A complicated sum of cosines involving sums inside the cosine arguments

Question

Let $n$ be an integer greater than $1$. How do I show that $$\sum_{L_{1}=0}^{n-2}\sum_{L_{2}=0}^{L_{1}}\left(-1\right)^{L_{1}+L_{2}}\left(1+\left(-1\right)^{L_{1}+L_{2}}\cos\left(\pi\sum_{k=L_{2}+1}^{L_{1}+1}\frac{k}{2n+1}+k\right)\right)\left(1+\left(-1\right)^{n+L_{1}}\cos\left(\pi\sum_{k=L_{1}+2}^{n}\frac{\left(-1\right)^{k}k}{2n+1}+k\right)\right)=\frac{n-1}{4}?\qquad\qquad(\star)$$ I've verified $(\star)$ numerically up to about $n=50$ and proved it directly for smaller $n$, say $n=2,3,4$. However, I still don't have any idea how to approach this sum generally.

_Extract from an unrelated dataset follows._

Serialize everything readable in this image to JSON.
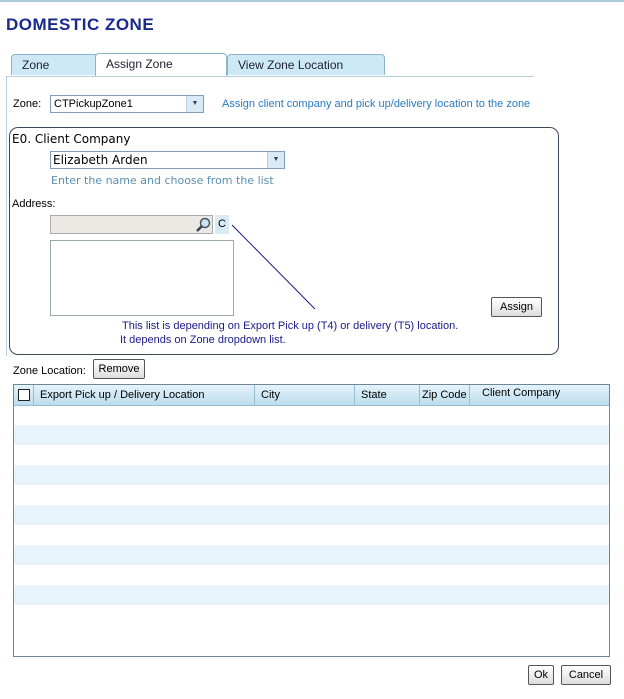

I came across a similar-looking identity that simplifies very nicely as well: $$\sum_{L_{1}=0}^{n-1}\left(-1\right)^{L_{1}}\left(1-\left(-1\right)^{n+L_{1}}\cos\left(\pi\sum_{k=L_{1}+1}^{n}\frac{\left(-1\right)^{k}k}{2n+1}+k\right)\right)=\frac{1}{2}.$$ However, the proof for this is just rearranging the terms in the sum $\sum_{k=0}^{n}\left(-1\right)^{k}\cos\left(\frac{k\pi}{2n+1}\right)=\frac{1}{2}$. I tried using a number of different trig identities to simplify the summand in $(\star)$, but none of them seemed to help. Those sums inside the cosines make this very confusing for me. Any advice on how to approach this would be greatly appreciated.